Работа тебе до лампочки. Скажешь - сделаешь, не скажешь - не сделаешь. Кому такой работник нужен? Никому! Не смею судить, но на тебя дурно повлияла женитьба.

- Что же мне делать?

- Хочешь вернуться в театр - разведись.

- Спасибо, с этим я разберусь как нибудь сам, без посторонних, - ответил Мишель.

Он поднялся и направился к выходу.

- Я предупреждал - без обид, - крикнул ему вслед Веревкин-Рохальский.

Мишель был уже за дверью, когда Веревкин-Рохальский остановил его:

- Постой, Мишель! Черт с тобой. Я почему-то чувствую угрызения совести. Хочешь со мной поработать в Кремле на концерте, посвященном Дню милиции?

Мишель растерянно улыбнулся.

- Монтировщиком! Только монтировщиком! - фальцетом выкрикнул Веревкин-Рохальский.

Своей мягкотелостью он остался недоволен.

***

Мишель выложил на стол пачку стодолларовых купюр, и рядышком аккуратно пристроил полоску синей бумажки.

С видом человека добившегося, наконец, своего, Кристина небрежно пересчитала деньги. Мишель ревниво следил глазами за движением каждой бумажки, параллельно их пересчитывая. Все деньги, доллар к доллару, были на месте.

- А это что? -- спросила Кристина, показав глазами на синюю бумажку.

- Это - мой подарок. Я хочу, чтобы ты пошла в Кремль на концерт, посвященный Дню милиции. У тебя место в ряду, который обычно бронируют генералы.

С тех пор, как продюсер Баранов уволил Мишеля без гроша в кармане, Кристина перестала не только спать с ним (он был сослан на раскладушку), но и разговаривать. Она молчала с утра до вечера как рыба. И это было невыносимо. Мишель соскучился по голосу Кристины больше, чем по ее телу.

- Иди, не пожалеешь, - сказал Мишель.

Кристина, не выпуская из рук денег, потянулась и сказала:

- Вообще-то, хочется куда-нибудь пойти. До смерти надоело дома сидеть.

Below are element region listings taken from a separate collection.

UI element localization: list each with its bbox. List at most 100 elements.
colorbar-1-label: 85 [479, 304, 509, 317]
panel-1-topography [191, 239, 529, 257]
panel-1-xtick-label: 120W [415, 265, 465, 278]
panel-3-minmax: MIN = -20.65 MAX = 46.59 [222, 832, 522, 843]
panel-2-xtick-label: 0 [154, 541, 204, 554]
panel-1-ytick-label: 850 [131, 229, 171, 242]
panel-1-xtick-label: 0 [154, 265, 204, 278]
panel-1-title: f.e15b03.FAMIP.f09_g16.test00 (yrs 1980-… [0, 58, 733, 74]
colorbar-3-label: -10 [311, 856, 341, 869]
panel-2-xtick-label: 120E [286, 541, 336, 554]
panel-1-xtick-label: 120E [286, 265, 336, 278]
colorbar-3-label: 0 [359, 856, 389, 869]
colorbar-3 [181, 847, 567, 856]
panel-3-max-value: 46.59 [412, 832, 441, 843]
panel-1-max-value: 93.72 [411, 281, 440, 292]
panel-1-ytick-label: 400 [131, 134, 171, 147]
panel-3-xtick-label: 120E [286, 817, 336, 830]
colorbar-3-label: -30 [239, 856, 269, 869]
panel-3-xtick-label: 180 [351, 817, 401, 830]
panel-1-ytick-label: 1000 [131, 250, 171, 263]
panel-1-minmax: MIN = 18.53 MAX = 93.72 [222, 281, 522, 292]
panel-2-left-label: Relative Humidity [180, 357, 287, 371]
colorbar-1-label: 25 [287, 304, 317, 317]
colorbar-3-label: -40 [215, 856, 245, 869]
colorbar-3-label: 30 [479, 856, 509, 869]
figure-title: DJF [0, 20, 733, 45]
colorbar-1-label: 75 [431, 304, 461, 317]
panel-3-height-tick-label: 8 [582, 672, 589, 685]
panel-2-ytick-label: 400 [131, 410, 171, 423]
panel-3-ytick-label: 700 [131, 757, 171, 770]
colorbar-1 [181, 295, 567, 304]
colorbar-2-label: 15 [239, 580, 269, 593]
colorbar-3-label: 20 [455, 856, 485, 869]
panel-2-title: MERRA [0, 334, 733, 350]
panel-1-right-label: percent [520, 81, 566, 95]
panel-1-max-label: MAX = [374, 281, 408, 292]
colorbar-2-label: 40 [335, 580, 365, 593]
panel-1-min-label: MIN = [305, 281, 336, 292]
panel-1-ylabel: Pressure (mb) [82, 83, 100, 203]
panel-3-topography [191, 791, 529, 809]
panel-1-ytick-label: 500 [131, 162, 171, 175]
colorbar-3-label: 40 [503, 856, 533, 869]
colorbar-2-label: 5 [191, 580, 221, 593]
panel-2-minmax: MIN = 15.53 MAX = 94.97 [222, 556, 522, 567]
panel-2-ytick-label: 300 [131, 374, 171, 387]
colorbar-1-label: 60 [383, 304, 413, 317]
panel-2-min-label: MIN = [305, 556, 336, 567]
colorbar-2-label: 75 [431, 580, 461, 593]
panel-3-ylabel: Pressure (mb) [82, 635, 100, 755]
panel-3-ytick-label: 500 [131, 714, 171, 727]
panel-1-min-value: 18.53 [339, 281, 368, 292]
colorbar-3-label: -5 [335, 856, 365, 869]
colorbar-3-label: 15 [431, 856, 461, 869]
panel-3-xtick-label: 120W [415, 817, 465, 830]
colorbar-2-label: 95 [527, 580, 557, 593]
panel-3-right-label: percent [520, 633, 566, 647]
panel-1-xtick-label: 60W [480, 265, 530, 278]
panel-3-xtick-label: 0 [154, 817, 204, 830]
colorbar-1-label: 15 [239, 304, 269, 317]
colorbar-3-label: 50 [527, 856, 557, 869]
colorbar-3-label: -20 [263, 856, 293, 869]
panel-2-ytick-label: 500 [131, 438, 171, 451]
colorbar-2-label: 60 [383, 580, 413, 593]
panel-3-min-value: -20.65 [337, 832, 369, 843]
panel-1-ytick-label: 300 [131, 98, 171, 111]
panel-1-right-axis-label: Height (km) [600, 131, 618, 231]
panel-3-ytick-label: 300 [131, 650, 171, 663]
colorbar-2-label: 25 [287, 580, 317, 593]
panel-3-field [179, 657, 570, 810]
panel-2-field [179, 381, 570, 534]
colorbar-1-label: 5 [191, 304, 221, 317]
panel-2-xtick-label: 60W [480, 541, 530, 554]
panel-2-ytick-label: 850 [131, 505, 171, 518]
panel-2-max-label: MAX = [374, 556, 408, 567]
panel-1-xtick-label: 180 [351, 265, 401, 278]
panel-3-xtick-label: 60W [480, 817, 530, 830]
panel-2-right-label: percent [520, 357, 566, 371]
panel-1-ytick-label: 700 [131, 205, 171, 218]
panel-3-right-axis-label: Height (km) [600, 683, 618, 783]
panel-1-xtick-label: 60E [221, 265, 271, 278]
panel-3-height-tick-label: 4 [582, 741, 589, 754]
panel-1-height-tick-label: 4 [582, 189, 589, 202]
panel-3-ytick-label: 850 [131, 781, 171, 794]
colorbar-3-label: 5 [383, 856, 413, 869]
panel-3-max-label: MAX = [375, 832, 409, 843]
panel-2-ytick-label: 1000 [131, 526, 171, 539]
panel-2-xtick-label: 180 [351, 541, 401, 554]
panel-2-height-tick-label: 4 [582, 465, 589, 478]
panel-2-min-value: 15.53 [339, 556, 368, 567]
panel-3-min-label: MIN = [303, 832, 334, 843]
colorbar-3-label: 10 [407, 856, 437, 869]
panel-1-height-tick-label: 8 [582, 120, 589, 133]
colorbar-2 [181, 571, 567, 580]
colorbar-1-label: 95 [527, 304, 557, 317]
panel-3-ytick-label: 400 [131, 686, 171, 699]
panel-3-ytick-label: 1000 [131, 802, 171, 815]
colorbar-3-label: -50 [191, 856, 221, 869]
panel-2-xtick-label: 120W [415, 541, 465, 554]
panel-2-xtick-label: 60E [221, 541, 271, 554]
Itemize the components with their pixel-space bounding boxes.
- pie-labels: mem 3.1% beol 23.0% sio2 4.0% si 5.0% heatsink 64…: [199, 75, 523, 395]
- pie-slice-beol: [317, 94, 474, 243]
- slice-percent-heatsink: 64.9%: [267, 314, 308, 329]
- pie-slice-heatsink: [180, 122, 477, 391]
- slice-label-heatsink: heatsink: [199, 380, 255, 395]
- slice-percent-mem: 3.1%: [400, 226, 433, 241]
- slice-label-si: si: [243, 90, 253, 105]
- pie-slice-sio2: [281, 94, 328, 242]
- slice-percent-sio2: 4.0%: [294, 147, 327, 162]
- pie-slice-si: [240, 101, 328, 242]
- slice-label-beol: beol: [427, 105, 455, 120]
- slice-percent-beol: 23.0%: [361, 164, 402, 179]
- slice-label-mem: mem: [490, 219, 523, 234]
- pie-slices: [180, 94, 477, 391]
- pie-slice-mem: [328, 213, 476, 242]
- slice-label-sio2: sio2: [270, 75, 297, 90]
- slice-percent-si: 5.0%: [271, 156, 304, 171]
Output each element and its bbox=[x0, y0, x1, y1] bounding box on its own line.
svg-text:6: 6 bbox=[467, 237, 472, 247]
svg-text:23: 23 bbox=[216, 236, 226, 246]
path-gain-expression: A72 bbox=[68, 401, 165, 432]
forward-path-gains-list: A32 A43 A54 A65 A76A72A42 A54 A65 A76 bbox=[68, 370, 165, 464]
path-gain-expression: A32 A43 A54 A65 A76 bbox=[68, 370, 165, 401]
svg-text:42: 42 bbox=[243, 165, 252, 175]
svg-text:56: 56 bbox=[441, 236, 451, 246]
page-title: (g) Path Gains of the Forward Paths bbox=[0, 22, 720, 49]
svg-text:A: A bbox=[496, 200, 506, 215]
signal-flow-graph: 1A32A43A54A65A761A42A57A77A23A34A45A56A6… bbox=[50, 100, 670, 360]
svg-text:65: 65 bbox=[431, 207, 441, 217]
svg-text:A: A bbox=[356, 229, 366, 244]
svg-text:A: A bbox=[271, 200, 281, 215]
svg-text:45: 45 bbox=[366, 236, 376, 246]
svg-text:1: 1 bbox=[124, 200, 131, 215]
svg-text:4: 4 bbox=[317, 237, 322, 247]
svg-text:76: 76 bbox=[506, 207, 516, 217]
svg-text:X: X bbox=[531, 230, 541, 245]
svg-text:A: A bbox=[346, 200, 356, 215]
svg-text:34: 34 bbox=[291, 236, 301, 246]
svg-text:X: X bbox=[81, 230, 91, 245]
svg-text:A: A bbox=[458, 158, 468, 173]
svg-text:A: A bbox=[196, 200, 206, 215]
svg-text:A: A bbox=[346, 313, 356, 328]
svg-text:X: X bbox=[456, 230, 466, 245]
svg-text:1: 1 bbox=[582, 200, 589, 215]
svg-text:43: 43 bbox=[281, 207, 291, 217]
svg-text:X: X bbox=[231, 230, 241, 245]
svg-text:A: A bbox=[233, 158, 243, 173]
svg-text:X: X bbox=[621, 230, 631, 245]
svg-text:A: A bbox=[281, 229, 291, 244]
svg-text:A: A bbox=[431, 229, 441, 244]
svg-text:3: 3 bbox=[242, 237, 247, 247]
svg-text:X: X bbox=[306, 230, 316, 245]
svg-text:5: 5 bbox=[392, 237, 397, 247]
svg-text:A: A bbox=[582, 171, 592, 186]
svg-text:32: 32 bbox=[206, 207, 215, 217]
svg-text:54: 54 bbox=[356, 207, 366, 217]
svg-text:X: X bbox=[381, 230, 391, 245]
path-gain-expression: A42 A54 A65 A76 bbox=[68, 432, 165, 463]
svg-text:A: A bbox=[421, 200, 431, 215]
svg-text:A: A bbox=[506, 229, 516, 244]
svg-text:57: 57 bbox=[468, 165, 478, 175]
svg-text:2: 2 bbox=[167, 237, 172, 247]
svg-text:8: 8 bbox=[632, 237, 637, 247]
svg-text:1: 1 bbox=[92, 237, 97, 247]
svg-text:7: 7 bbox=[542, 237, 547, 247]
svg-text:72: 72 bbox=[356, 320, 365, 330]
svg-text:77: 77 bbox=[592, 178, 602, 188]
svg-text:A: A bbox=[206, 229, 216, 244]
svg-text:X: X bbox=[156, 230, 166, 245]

То, что жена прекратила бойкот, и сам ответ Кристины порадовали Мишеля. Он уже и не помнил, когда Кристина в чем-либо соглашалась с ним. Осмелев, он осторожно спросил:

- Ужинать будем? По-моему, я заслужил.

- У меня все готово.

- Умница! - воскликнул Мишель.

Жизнь, кажется, налаживалась. После ужина Мишель направился в спальню и начал раздеваться.

- Слушай, - весело кричал он Кристине, задержавшейся на кухне за мытьем посуды. - Давай плюнем на всё, закатимся в Таиланд дней на десять! Море! Солнце! Красота! Я так устал!

Кристина вошла с тряпкой в руках.

- Ты что это?

- Как что? Спать ложусь, - ответил Мишель.

- И не думай. Ступай к себе!

- Кристина!

- Всё, я сказала.

Мишель знал, что с этим "всё" спорить было бесполезно. Он собрал свои вещи, и уже на выходе спросил:

- На концерт-то пойдешь?

- Там видно будет.

Часть 25. Рядом с небожителями.

Только в метро Кристина вспомнила, что не знает дорогу в Кремль. Адрес на билете ни о чем ей не говорил. Первой реакцией было раздражение против Мишеля, не объяснившего, как добраться "до этого дурацкого концерта, чтоб он сдох!".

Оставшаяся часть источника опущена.